After I spent a day trying to get the correct certificate into the ColdFusion stores, I had the bright idea to actually compare them to the working development environments. I looked at them (keytool -list), and they are identical.
Now that the obvious is absolved the questions I'm left with are twofold:
Is there some other certificate repository I need to check, or alternately, is there a place where I can get ColdFusion to tell me what certificate repository it needs to find the certificate IN (on the off chance it can and has been altered) or if that is even possible.
Identify and correct else could be causing this.
Are the development and production environments the same?
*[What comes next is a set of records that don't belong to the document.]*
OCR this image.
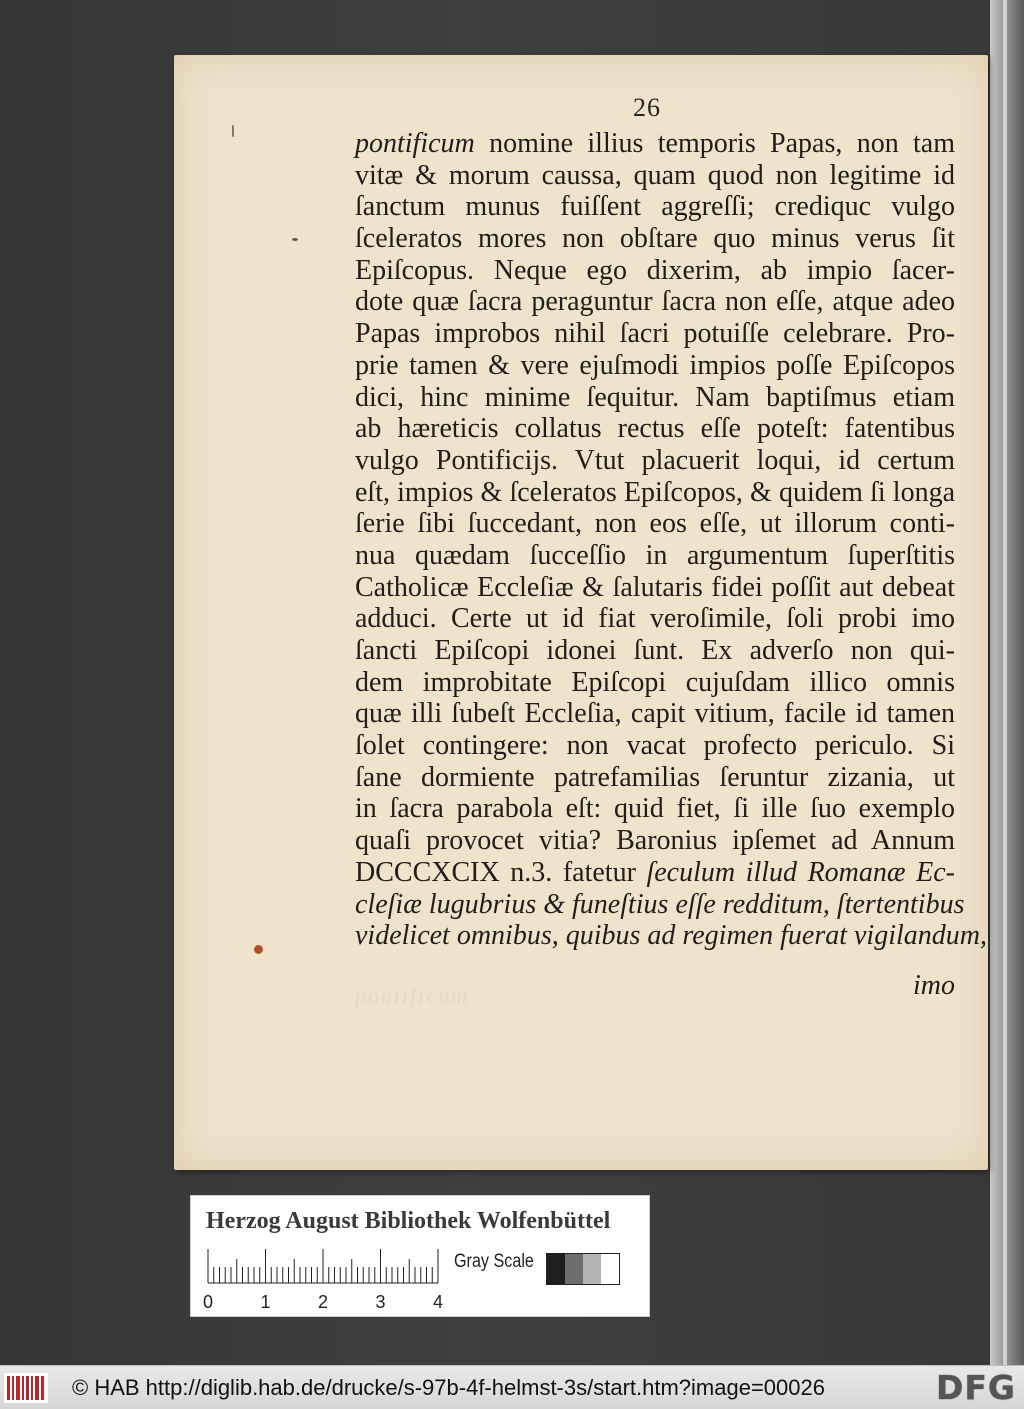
26
pontificum nomine illius temporis Papas, non tam
vitæ & morum caussa, quam quod non legitime id
ſanctum munus fuiſſent aggreſſi; crediquc vulgo
ſceleratos mores non obſtare quo minus verus ſit
Epiſcopus. Neque ego dixerim, ab impio ſacer-
dote quæ ſacra peraguntur ſacra non eſſe, atque adeo
Papas improbos nihil ſacri potuiſſe celebrare. Pro-
prie tamen & vere ejuſmodi impios poſſe Epiſcopos
dici, hinc minime ſequitur. Nam baptiſmus etiam
ab hæreticis collatus rectus eſſe poteſt: fatentibus
vulgo Pontificijs. Vtut placuerit loqui, id certum
eſt, impios & ſceleratos Epiſcopos, & quidem ſi longa
ſerie ſibi ſuccedant, non eos eſſe, ut illorum conti-
nua quædam ſucceſſio in argumentum ſuperſtitis
Catholicæ Eccleſiæ & ſalutaris fidei poſſit aut debeat
adduci. Certe ut id fiat veroſimile, ſoli probi imo
ſancti Epiſcopi idonei ſunt. Ex adverſo non qui-
dem improbitate Epiſcopi cujuſdam illico omnis
quæ illi ſubeſt Eccleſia, capit vitium, facile id tamen
ſolet contingere: non vacat profecto periculo. Si
ſane dormiente patrefamilias ſeruntur zizania, ut
in ſacra parabola eſt: quid fiet, ſi ille ſuo exemplo
quaſi provocet vitia? Baronius ipſemet ad Annum
DCCCXCIX n.3. fatetur ſeculum illud Romanæ Ec-
cleſiæ lugubrius & funeſtius eſſe redditum, ſtertentibus
videlicet omnibus, quibus ad regimen fuerat vigilandum,
pontificum	imo
Herzog August Bibliothek Wolfenbüttel
0	1	2	3	4
Gray Scale
© HAB http://diglib.hab.de/drucke/s-97b-4f-helmst-3s/start.htm?image=00026	DFG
Are they all, for example, ColdFusion 9 Standard or ColdFusion 8 Enterprise?
In my experience, this error is usually caused by one of two things:
The administrator failed to install the certificate into the cacarts repository, or they installed it into the wrong one.
ColdFusion Enterprise and ColdFusion Developer edition (for ColdFusion 8 and ColdFusion 9 both, I believe) have an issue with the built-in BSafe CryptoJ library that is installed and certain types of certificates (I have not yet been able to determine a pattern) that causes this error. There are some workarounds if this is the case.
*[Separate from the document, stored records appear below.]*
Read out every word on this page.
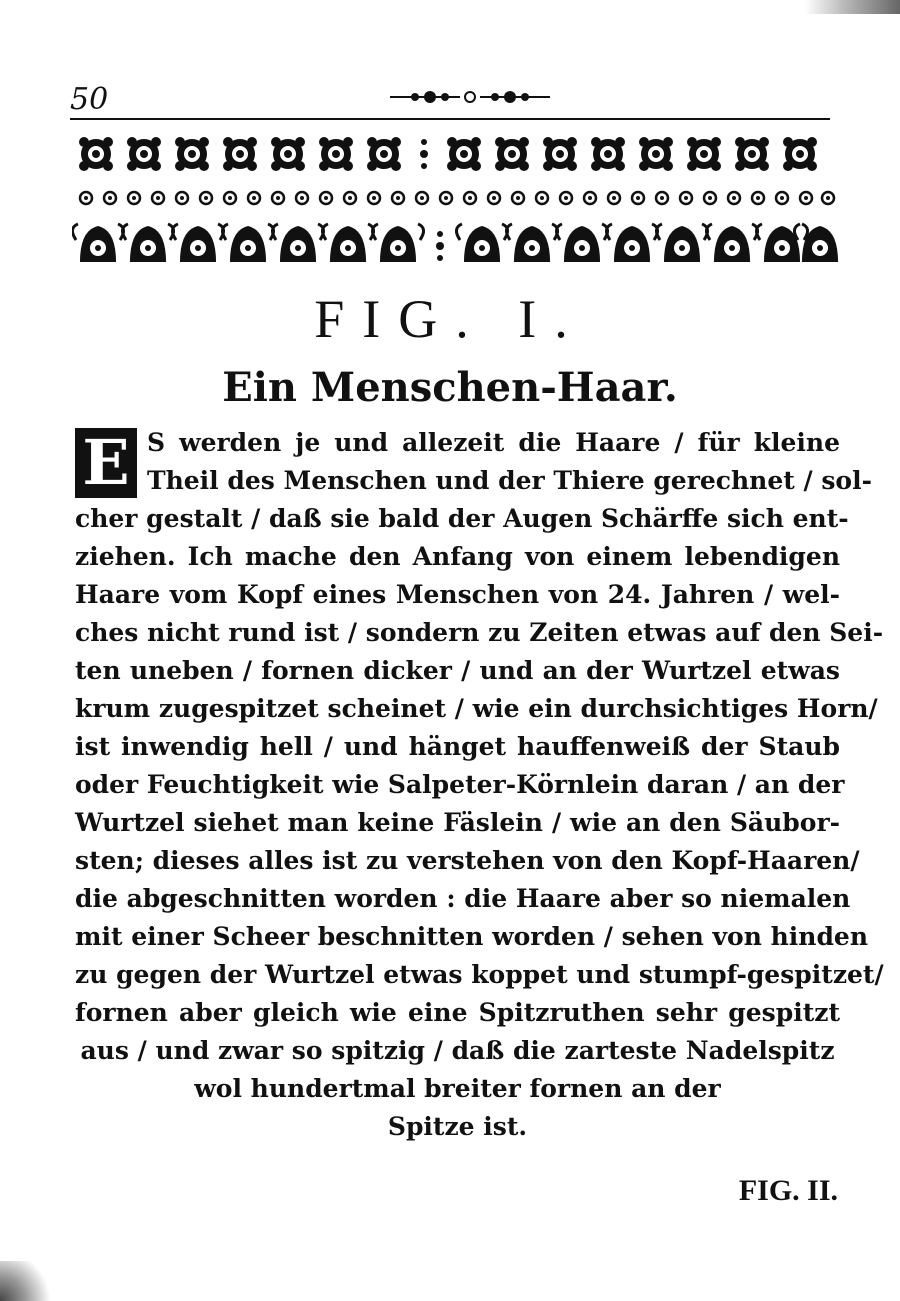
50
FIG. I.
Ein Menschen-Haar.
E S werden je und allezeit die Haare / für kleine
Theil des Menschen und der Thiere gerechnet / sol-
cher gestalt / daß sie bald der Augen Schärffe sich ent-
ziehen. Ich mache den Anfang von einem lebendigen
Haare vom Kopf eines Menschen von 24. Jahren / wel-
ches nicht rund ist / sondern zu Zeiten etwas auf den Sei-
ten uneben / fornen dicker / und an der Wurtzel etwas
krum zugespitzet scheinet / wie ein durchsichtiges Horn/
ist inwendig hell / und hänget hauffenweiß der Staub
oder Feuchtigkeit wie Salpeter-Körnlein daran / an der
Wurtzel siehet man keine Fäslein / wie an den Säubor-
sten; dieses alles ist zu verstehen von den Kopf-Haaren/
die abgeschnitten worden : die Haare aber so niemalen
mit einer Scheer beschnitten worden / sehen von hinden
zu gegen der Wurtzel etwas koppet und stumpf-gespitzet/
fornen aber gleich wie eine Spitzruthen sehr gespitzt
aus / und zwar so spitzig / daß die zarteste Nadelspitz
wol hundertmal breiter fornen an der
Spitze ist.
FIG. II.
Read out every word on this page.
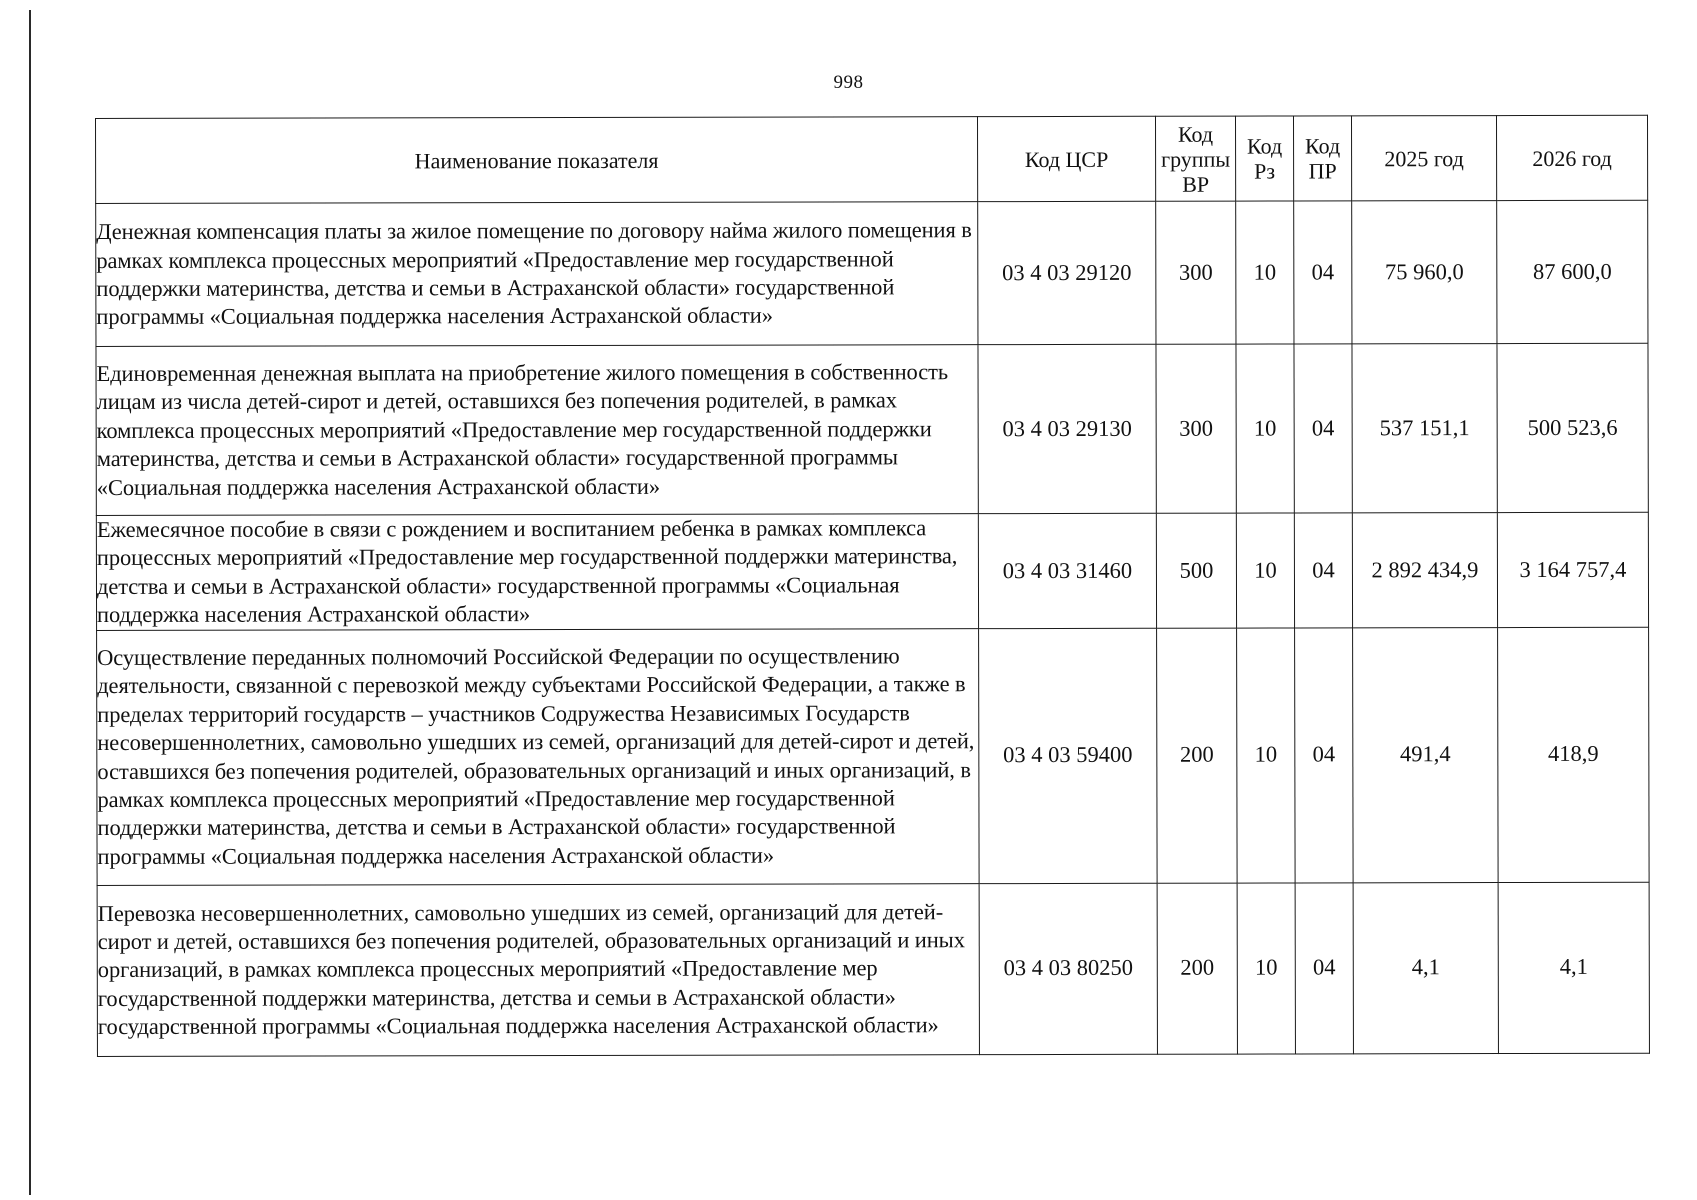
998
Наименование показателя	Код ЦСР	Код группы ВР	Код Рз	Код ПР	2025 год	2026 год
Денежная компенсация платы за жилое помещение по договору найма жилого помещения в рамках комплекса процессных мероприятий «Предоставление мер государственной поддержки материнства, детства и семьи в Астраханской области» государственной программы «Социальная поддержка населения Астраханской области»	03 4 03 29120	300	10	04	75 960,0	87 600,0
Единовременная денежная выплата на приобретение жилого помещения в собственность лицам из числа детей-сирот и детей, оставшихся без попечения родителей, в рамках комплекса процессных мероприятий «Предоставление мер государственной поддержки материнства, детства и семьи в Астраханской области» государственной программы «Социальная поддержка населения Астраханской области»	03 4 03 29130	300	10	04	537 151,1	500 523,6
Ежемесячное пособие в связи с рождением и воспитанием ребенка в рамках комплекса процессных мероприятий «Предоставление мер государственной поддержки материнства, детства и семьи в Астраханской области» государственной программы «Социальная поддержка населения Астраханской области»	03 4 03 31460	500	10	04	2 892 434,9	3 164 757,4
Осуществление переданных полномочий Российской Федерации по осуществлению деятельности, связанной с перевозкой между субъектами Российской Федерации, а также в пределах территорий государств – участников Содружества Независимых Государств несовершеннолетних, самовольно ушедших из семей, организаций для детей-сирот и детей, оставшихся без попечения родителей, образовательных организаций и иных организаций, в рамках комплекса процессных мероприятий «Предоставление мер государственной поддержки материнства, детства и семьи в Астраханской области» государственной программы «Социальная поддержка населения Астраханской области»	03 4 03 59400	200	10	04	491,4	418,9
Перевозка несовершеннолетних, самовольно ушедших из семей, организаций для детей-сирот и детей, оставшихся без попечения родителей, образовательных организаций и иных организаций, в рамках комплекса процессных мероприятий «Предоставление мер государственной поддержки материнства, детства и семьи в Астраханской области» государственной программы «Социальная поддержка населения Астраханской области»	03 4 03 80250	200	10	04	4,1	4,1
First, I would explore the possibility that you are importing into the wrong certificate repository. It can be hard to tell which repository is being used. In your CF Admin under "Setting Summary" you should be able to find the location of the JRE that is being used. It is listed under "Java Home". Take that directory and add lib/security to the end of it and that should be the location of the cacaerts file that is being used. I say should because I have seen at least one weird situation where it was not.
I HAD the same problem and I tried everything and can't fix it. Strange is that everything worked fine then suddenly stopped working. It might be a Java update on the server causing the problem or a change of the certificate from the website the CFHTTP is trying to access.
Anyway, here is a link I setup for a "demo" of this problem:
http://www.viaromania.eu/https.cfm
As you can see, I am trying to access a HTTPS service using CFHTTP tag. And it is not working. I deleted the certificate from C:\ColdFusion9\runtime\jre\lib\security\cacerts, generated a new one from the website URL, imported back, installed "certman" under CFID/admministrator, checked the certificate, it's there... and it's listed in my test page.
If you scroll to the bottom of my test page, you'll see a similar CFHTTP to https://www.google.com and this works fine, even if there is no certificate installed on the server.
It is important to mention that the request is working just perfect on my development machine, and here I also don't have any certificate installed...
AND THIS HOW I FIXED IT
1. Updated ColdFusion 9.0.2 with this - https://helpx.adobe.com/coldfusion/kb/cumulative-hotfix-1-coldfusion-902.html
2. Installed Java JDK 1.7.0_79 from here http://www.oracle.com/technetwork/java/javase/downloads/jdk7-downloads-1880260.html
3. Changed the Java Home in ColdFusion Administrator / Server Settings → Java and JVM from "C:\ColdFusion9\runtime\lib\jre" to "C:\Program Files\Java\jdk1.7.0_79\jre"
That's it. I don't know if it uses any certificate or not. They were installed in the "C:\ColdFusion9\runtime\lib\jre\lib\security\cacerts" and not moved from there or anything.